Functions are treated as first-class objects that are passed as arguments to other functions and methods, and returned as values from same.
Solutions are expressed more in terms of what is to be computed than in terms of how the computation is performed.
Side effects, especially rebinding names repeatedly, are minimized. Functions are referentially transparent (see Glossary).
Expressions are emphasized over statements; in particular, expressions often describe how a result collection is related to a prior collection?most especially list objects.
The following Python constructs are used prevalently: the built-in functions map(), filter(), reduce(), apply(), zip(), and enumerate(); extended call syntax; the lambda operator; list comprehensions; and switches expressed as Boolean operators.

Many experienced Python programmers consider FP constructs to be as much of a wart as a feature. The main drawback of a functional programming style (in Python, or elsewhere) is that it is easy to write unmaintainable or obfuscated programming code using it. Too many map(), reduce(), and filter() functions nested inside each other lose all the self-evidence of Python's simple statement and indentation style. Adding unnamed lambda functions into the mix makes matters that much worse. The discussion in Chapter 1 of higher-order functions gives some examples.

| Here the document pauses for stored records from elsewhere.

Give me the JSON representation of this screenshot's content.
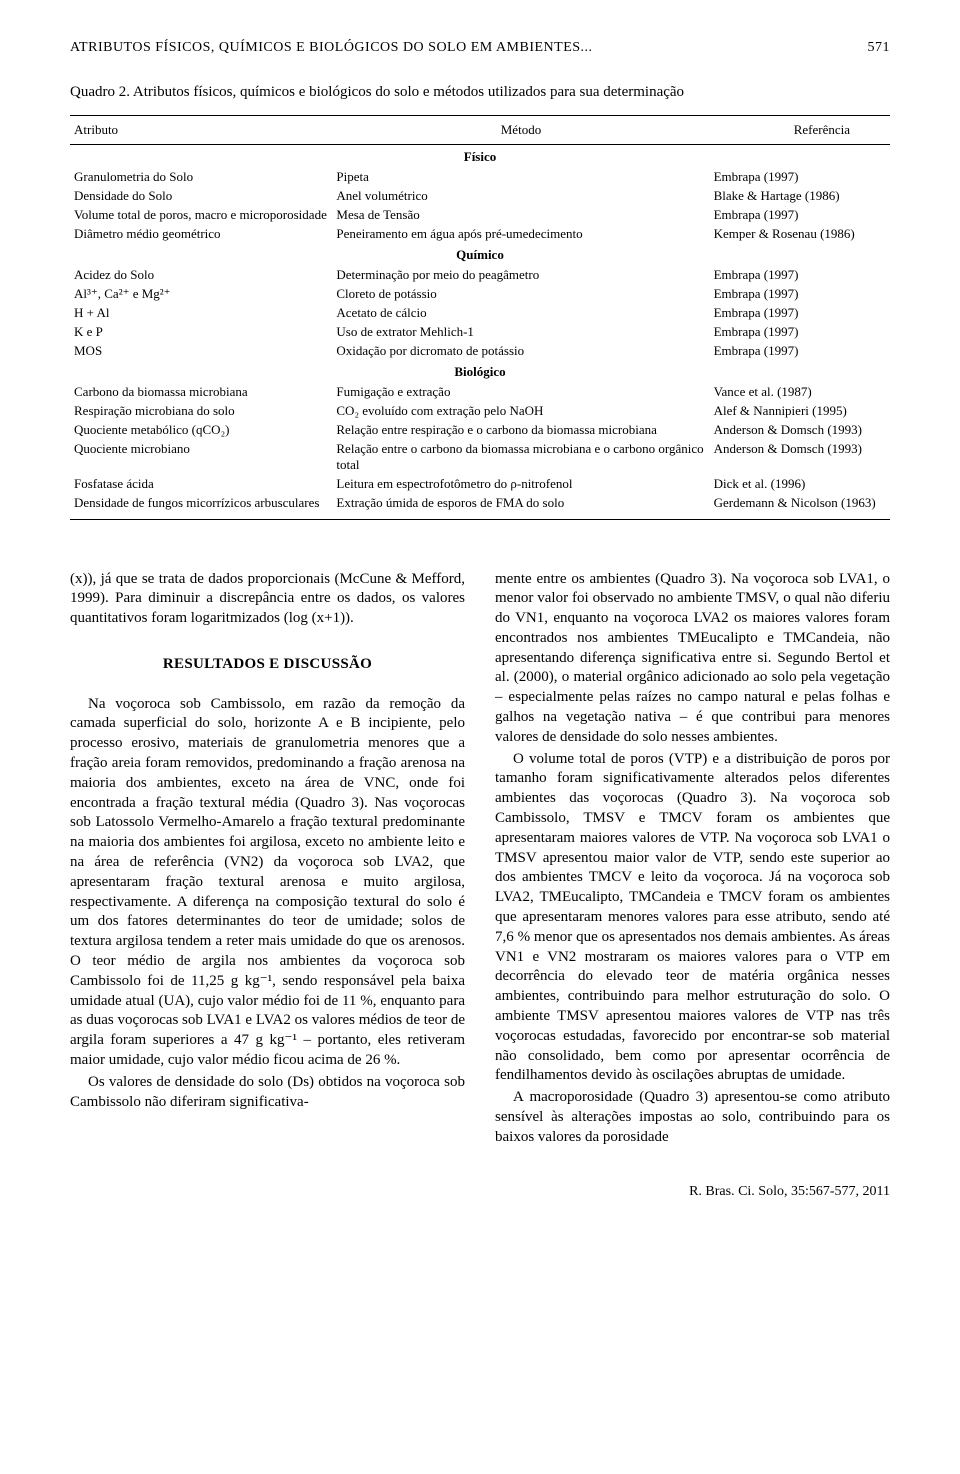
{
  "runningHead": {
    "title": "ATRIBUTOS FÍSICOS, QUÍMICOS E BIOLÓGICOS DO SOLO EM AMBIENTES...",
    "pageNum": "571"
  },
  "tableCaption": "Quadro 2. Atributos físicos, químicos e biológicos do solo e métodos utilizados para sua determinação",
  "tableHeaders": [
    "Atributo",
    "Método",
    "Referência"
  ],
  "sections": [
    {
      "name": "Físico",
      "rows": [
        [
          "Granulometria do Solo",
          "Pipeta",
          "Embrapa (1997)"
        ],
        [
          "Densidade do Solo",
          "Anel volumétrico",
          "Blake & Hartage (1986)"
        ],
        [
          "Volume total de poros, macro e microporosidade",
          "Mesa de Tensão",
          "Embrapa (1997)"
        ],
        [
          "Diâmetro médio geométrico",
          "Peneiramento em água após pré-umedecimento",
          "Kemper & Rosenau (1986)"
        ]
      ]
    },
    {
      "name": "Químico",
      "rows": [
        [
          "Acidez do Solo",
          "Determinação por meio do peagâmetro",
          "Embrapa (1997)"
        ],
        [
          "Al³⁺, Ca²⁺ e Mg²⁺",
          "Cloreto de potássio",
          "Embrapa (1997)"
        ],
        [
          "H + Al",
          "Acetato de cálcio",
          "Embrapa (1997)"
        ],
        [
          "K e P",
          "Uso de extrator Mehlich-1",
          "Embrapa (1997)"
        ],
        [
          "MOS",
          "Oxidação por dicromato de potássio",
          "Embrapa (1997)"
        ]
      ]
    },
    {
      "name": "Biológico",
      "rows": [
        [
          "Carbono da biomassa microbiana",
          "Fumigação e extração",
          "Vance et al. (1987)"
        ],
        [
          "Respiração microbiana do solo",
          "CO₂ evoluído com extração pelo NaOH",
          "Alef & Nannipieri (1995)"
        ],
        [
          "Quociente metabólico (qCO₂)",
          "Relação entre respiração e o carbono da biomassa microbiana",
          "Anderson & Domsch (1993)"
        ],
        [
          "Quociente microbiano",
          "Relação entre o carbono da biomassa microbiana e o carbono orgânico total",
          "Anderson & Domsch (1993)"
        ],
        [
          "Fosfatase ácida",
          "Leitura em espectrofotômetro do ρ-nitrofenol",
          "Dick et al. (1996)"
        ],
        [
          "Densidade de fungos micorrízicos arbusculares",
          "Extração úmida de esporos de FMA do solo",
          "Gerdemann & Nicolson (1963)"
        ]
      ]
    }
  ],
  "leftCol": {
    "p1": "(x)), já que se trata de dados proporcionais (McCune & Mefford, 1999). Para diminuir a discrepância entre os dados, os valores quantitativos foram logaritmizados (log (x+1)).",
    "heading": "RESULTADOS E DISCUSSÃO",
    "p2": "Na voçoroca sob Cambissolo, em razão da remoção da camada superficial do solo, horizonte A e B incipiente, pelo processo erosivo, materiais de granulometria menores que a fração areia foram removidos, predominando a fração arenosa na maioria dos ambientes, exceto na área de VNC, onde foi encontrada a fração textural média (Quadro 3). Nas voçorocas sob Latossolo Vermelho-Amarelo a fração textural predominante na maioria dos ambientes foi argilosa, exceto no ambiente leito e na área de referência (VN2) da voçoroca sob LVA2, que apresentaram fração textural arenosa e muito argilosa, respectivamente. A diferença na composição textural do solo é um dos fatores determinantes do teor de umidade; solos de textura argilosa tendem a reter mais umidade do que os arenosos. O teor médio de argila nos ambientes da voçoroca sob Cambissolo foi de 11,25 g kg⁻¹, sendo responsável pela baixa umidade atual (UA), cujo valor médio foi de 11 %, enquanto para as duas voçorocas sob LVA1 e LVA2 os valores médios de teor de argila foram superiores a 47 g kg⁻¹ – portanto, eles retiveram maior umidade, cujo valor médio ficou acima de 26 %.",
    "p3": "Os valores de densidade do solo (Ds) obtidos na voçoroca sob Cambissolo não diferiram significativa-"
  },
  "rightCol": {
    "p1": "mente entre os ambientes (Quadro 3). Na voçoroca sob LVA1, o menor valor foi observado no ambiente TMSV, o qual não diferiu do VN1, enquanto na voçoroca LVA2 os maiores valores foram encontrados nos ambientes TMEucalipto e TMCandeia, não apresentando diferença significativa entre si. Segundo Bertol et al. (2000), o material orgânico adicionado ao solo pela vegetação – especialmente pelas raízes no campo natural e pelas folhas e galhos na vegetação nativa – é que contribui para menores valores de densidade do solo nesses ambientes.",
    "p2": "O volume total de poros (VTP) e a distribuição de poros por tamanho foram significativamente alterados pelos diferentes ambientes das voçorocas (Quadro 3). Na voçoroca sob Cambissolo, TMSV e TMCV foram os ambientes que apresentaram maiores valores de VTP. Na voçoroca sob LVA1 o TMSV apresentou maior valor de VTP, sendo este superior ao dos ambientes TMCV e leito da voçoroca. Já na voçoroca sob LVA2, TMEucalipto, TMCandeia e TMCV foram os ambientes que apresentaram menores valores para esse atributo, sendo até 7,6 % menor que os apresentados nos demais ambientes. As áreas VN1 e VN2 mostraram os maiores valores para o VTP em decorrência do elevado teor de matéria orgânica nesses ambientes, contribuindo para melhor estruturação do solo. O ambiente TMSV apresentou maiores valores de VTP nas três voçorocas estudadas, favorecido por encontrar-se sob material não consolidado, bem como por apresentar ocorrência de fendilhamentos devido às oscilações abruptas de umidade.",
    "p3": "A macroporosidade (Quadro 3) apresentou-se como atributo sensível às alterações impostas ao solo, contribuindo para os baixos valores da porosidade"
  },
  "footer": "R. Bras. Ci. Solo, 35:567-577, 2011"
}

A.5.1 Emphasizing Expressions Using `lambda`

The lambda operator is used to construct an "anonymous" function. In contrast to the more common def declaration, a function created with lambda can only contain a single expression as a result, not a sequence of statements, nested blocks, and so on. There are inelegant ways to emulate statements within a lambda, but generally you should think of lambda as a less-powerful cousin of def declarations.

Not all Python programmers are happy with the lambda operator. There is certainly a benefit in readability to giving a function a descriptive name. For example, the second style below is clearly more readable than the first:

>>> from math import sqrt
>>> print map(lambda (a,b): sqrt(a**2+b**2),((3,4),(7,11),(35,8)))
[5.0, 13.038404810405298, 35.902646142032481]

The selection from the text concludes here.